During Covid, Angela Genas, the matriarch of a big Greek Brighton-Le-Sands family turned to her daughters Anne and Jeanette and said, “when the going gets tough, the tough get going.” Cooking had always been central to their family’s life and something they loved to do, so while business and life generally felt uncertain, why not see if they could sell what they cooked at the local markets?

They booked their first stall at Ramsgate Food Markets under the name Hand Made Greek Sweets in early 2021, starting by selling Greek biscuits and then expanding into savoury meals like spanakopita, moussaka, cabbage rolls and vine leaves. And they’ve been selling out ever since. “The whole week is shopping, chopping, cooking and washing,” says Jeanette, who says she’s the mere sous chef to 87-year-old Angela. “Mum does most of the cooking in my kitchen. She adores it. And as long as my dishwasher holds up I’m happy.”

The team from Hand Made Greek Sweets. Photo: Alexandra Carlton

This business is just one of the many small-scale, family-run stalls that makes Ramsgate Food Markets feel like they’re much more than just a place to come and stock up on produce for the week; they’re somewhere that truly feels like it’s part of the community.

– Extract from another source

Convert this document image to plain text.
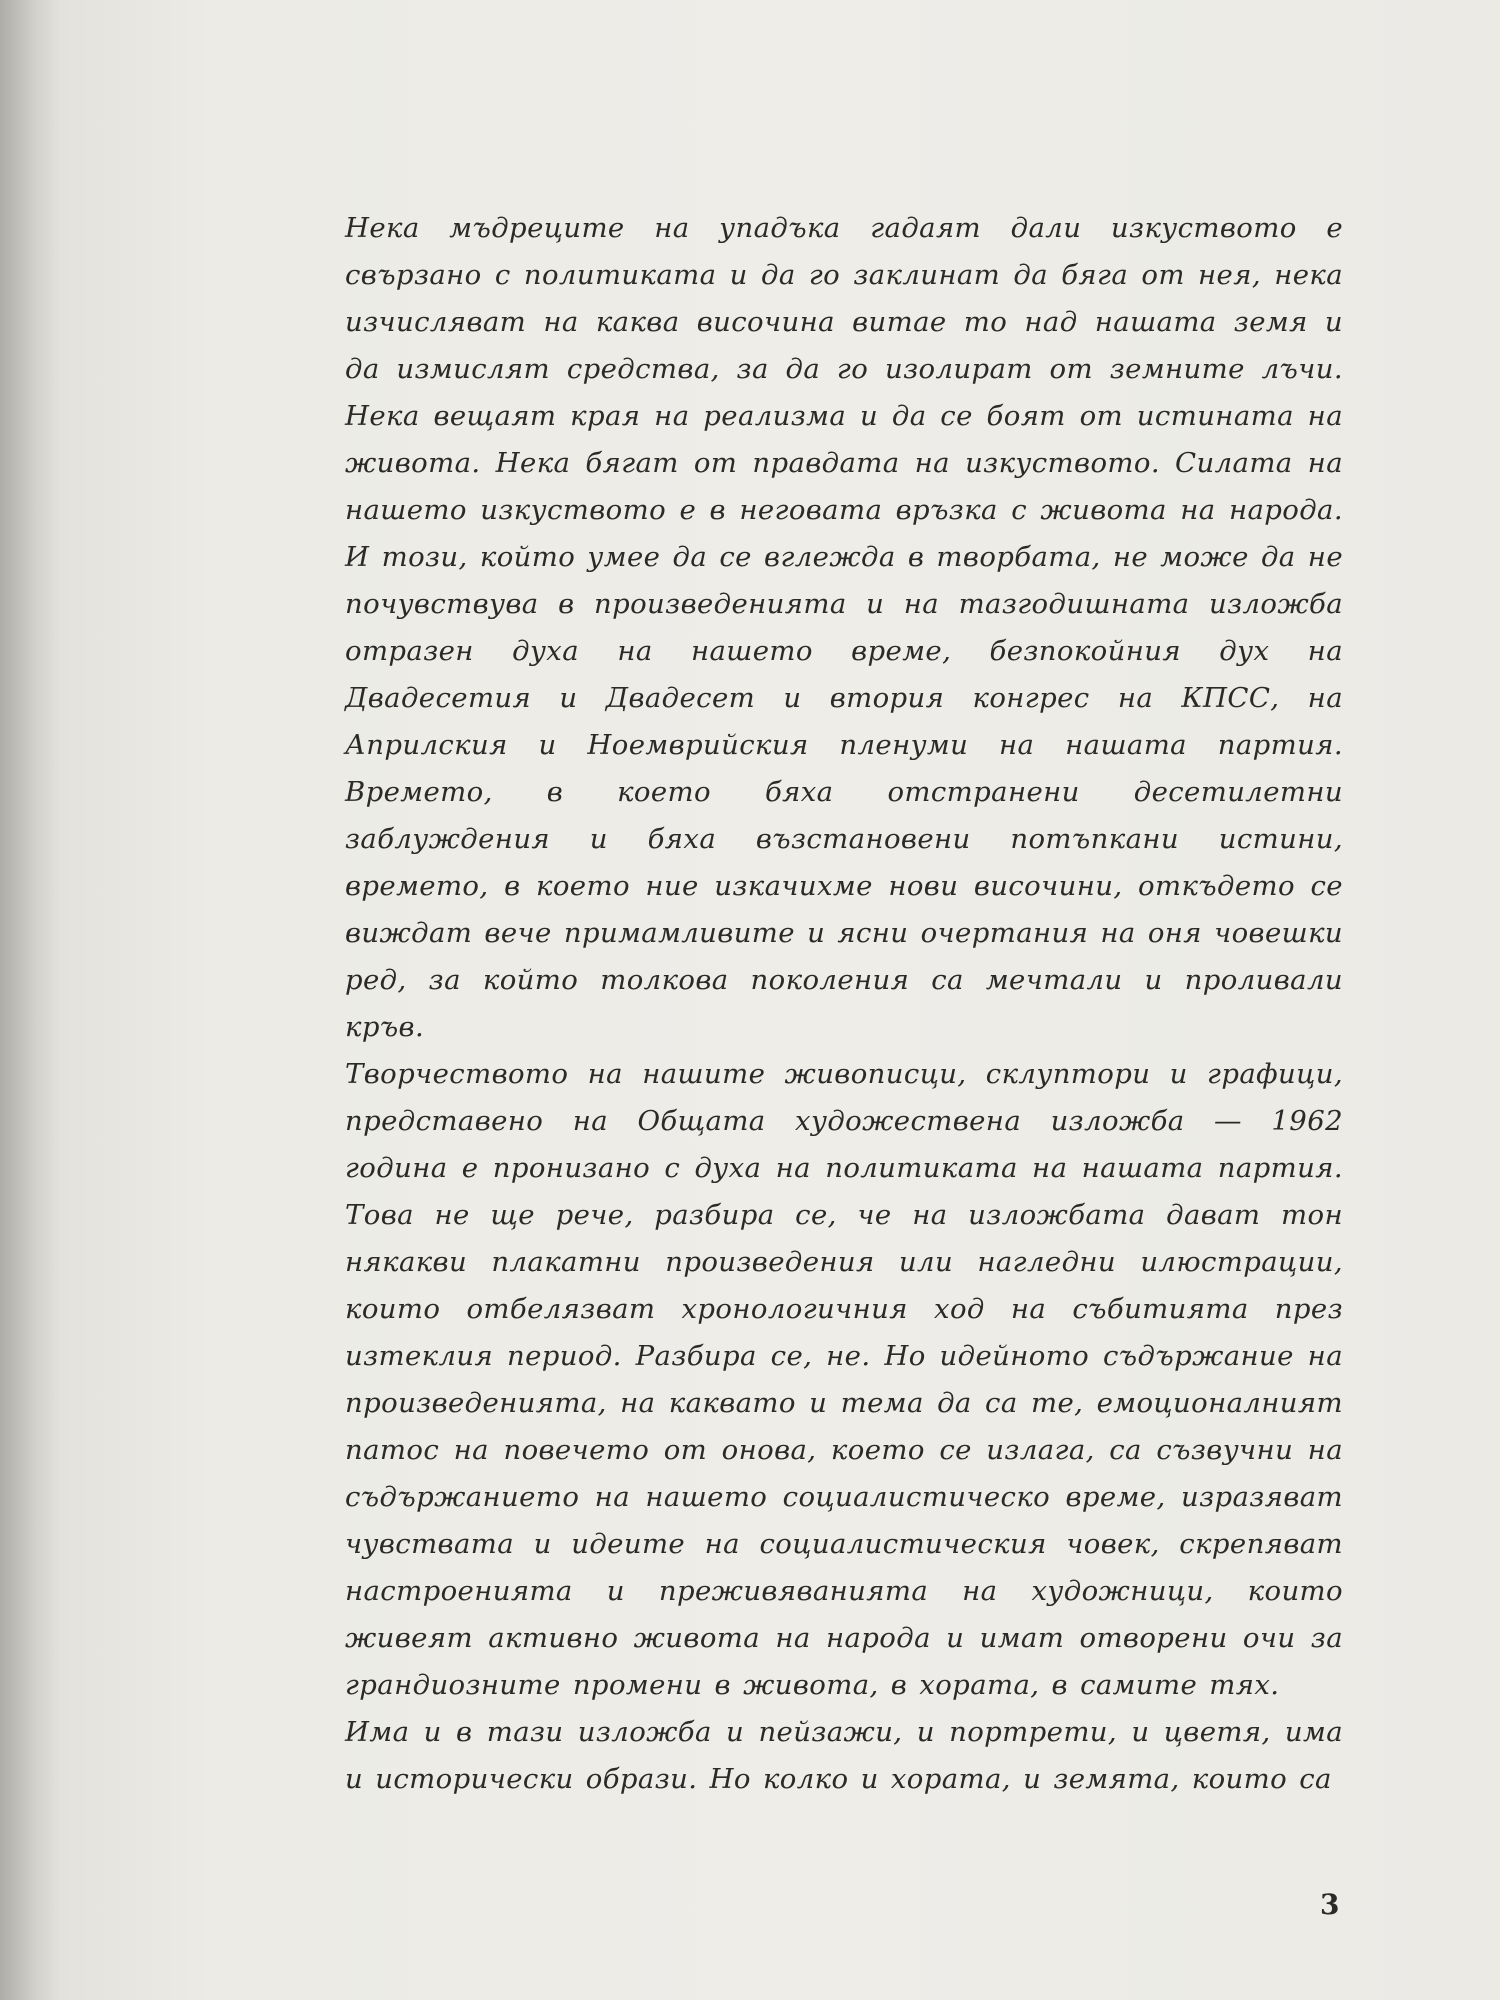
Нека мъдреците на упадъка гадаят дали изкуството е свързано с политиката и да го заклинат да бяга от нея, нека изчисляват на каква височина витае то над нашата земя и да измислят средства, за да го изолират от земните лъчи. Нека вещаят края на реализма и да се боят от истината на живота. Нека бягат от правдата на изкуството. Силата на нашето изкуството е в неговата връзка с живота на народа. И този, който умее да се вглежда в творбата, не може да не почувствува в произведенията и на тазгодишната изложба отразен духа на нашето време, безпокойния дух на Двадесетия и Двадесет и втория конгрес на КПСС, на Априлския и Ноемврийския пленуми на нашата партия. Времето, в което бяха отстранени десетилетни заблуждения и бяха възстановени потъпкани истини, времето, в което ние изкачихме нови височини, откъдето се виждат вече примамливите и ясни очертания на оня човешки ред, за който толкова поколения са мечтали и проливали кръв.

Творчеството на нашите живописци, склуптори и графици, представено на Общата художествена изложба — 1962 година е пронизано с духа на политиката на нашата партия. Това не ще рече, разбира се, че на изложбата дават тон някакви плакатни произведения или нагледни илюстрации, които отбелязват хронологичния ход на събитията през изтеклия период. Разбира се, не. Но идейното съдържание на произведенията, на каквато и тема да са те, емоционалният патос на повечето от онова, което се излага, са съзвучни на съдържанието на нашето социалистическо време, изразяват чувствата и идеите на социалистическия човек, скрепяват настроенията и преживяванията на художници, които живеят активно живота на народа и имат отворени очи за грандиозните промени в живота, в хората, в самите тях.

Има и в тази изложба и пейзажи, и портрети, и цветя, има и исторически образи. Но колко и хората, и земята, които са

3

The markets have been running since around 2001, and take place every Saturday from 8AM to 2PM on the grounds of Ramsgate Public School, and they’re large enough for visitors to get a busy market experience, but small enough that they feel friendly and personal. Parking’s plentiful in the surrounding streets and everyone’s welcome with the exception of four-legged friends, who can’t enter because of the school’s regulations.

Around 60 stallholders sell everything from baked goods to flowers to wine to clothes, and while no one has an exact tally of the numbers of visitors, it’s thought to be in the low thousands each week. The market is part of the Organic Food Market network which means that although there’s no requirement that stallholders sell organic produce, they’re encouraged to do so, and any who are certified organic will have signs up that let customers know.

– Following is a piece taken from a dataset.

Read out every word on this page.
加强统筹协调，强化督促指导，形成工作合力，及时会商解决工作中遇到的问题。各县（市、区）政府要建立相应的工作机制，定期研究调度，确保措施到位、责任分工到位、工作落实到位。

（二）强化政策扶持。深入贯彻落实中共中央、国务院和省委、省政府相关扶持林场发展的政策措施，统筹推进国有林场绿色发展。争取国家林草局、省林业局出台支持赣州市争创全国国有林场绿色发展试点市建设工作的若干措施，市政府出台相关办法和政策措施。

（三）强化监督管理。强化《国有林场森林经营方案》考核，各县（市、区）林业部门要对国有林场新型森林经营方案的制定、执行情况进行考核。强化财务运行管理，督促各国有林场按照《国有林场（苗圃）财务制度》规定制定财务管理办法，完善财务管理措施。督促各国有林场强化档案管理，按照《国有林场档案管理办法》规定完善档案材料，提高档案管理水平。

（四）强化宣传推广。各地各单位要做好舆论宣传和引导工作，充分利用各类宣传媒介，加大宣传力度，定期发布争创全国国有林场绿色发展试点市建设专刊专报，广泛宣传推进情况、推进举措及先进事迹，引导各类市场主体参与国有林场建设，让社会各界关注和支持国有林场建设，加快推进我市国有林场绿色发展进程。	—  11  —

If you get there early you might be lucky enough to miss the queues for what’s possibly the best pulled chicken, spinach, mushroom and cheese gozleme in the city from Oh My Gozleme, or an aromatic Colombian flat white from Mule Coffee Roasters. Need a break from the kids? Herd them over to the jumping castle while you go and stock up on incredible value farmer-grown fruit and veg from Ramsgate Farmgate or Manelli Farm, based in Young NSW, or a banh mi from Miss Piggy. You might also recognise the names of some of the stalls from elsewhere in the city: cult-favourite bakeries Tuga – famous for their pastel de nata tarts - and Brickfields both have regular stalls here, as does Marrickville’s Eat Fuh.

Veggies from Ramsgate Farmgate. Photo: Alexandra Carlton

The best way to experience Ramsgate Markets? Ask stallholders for their tips, of course.

“The trick is not to get stuck in the front undercover stalls – come to the stalls out the back! There’s good stuff out here!” advises Cath Fiefia who sells her homemade gluten-free and dairy-free cakes, quiches and dips under the name The Hungry Tart, while her husband Hapi sells organic heirloom tomatoes and other fruits and vegetables as part of his business ‘Field to Feast Organic’. Cath’s other recommendation is to grab a gluten-free donut from G-Free Donuts before they sell out. “They’re really, really good and he’s so nice that he will also clean out all the bowls to make a dairy-free batch too,’ she says. Meanwhile Home Made Greek Sweets’ Jeanette recommends the beautiful trays of fresh zucchini flowers when they’re in season from Ramsgate Farmgate, that she loves to fry simply for dinner.

Cath from The Hungry Tart and her husband Hapi from Field to Feast Organic. Photo: Alexandra Carlton

But for John at Crunch and Dip, who’s been selling his fresh felafel, kibbeh and dips at Ramsgate Markets for four years, the best thing about these markets isn’t what’s being sold in the stalls. “It’s the people I love,” he says. “They’re not just nice. They’re the nicest.”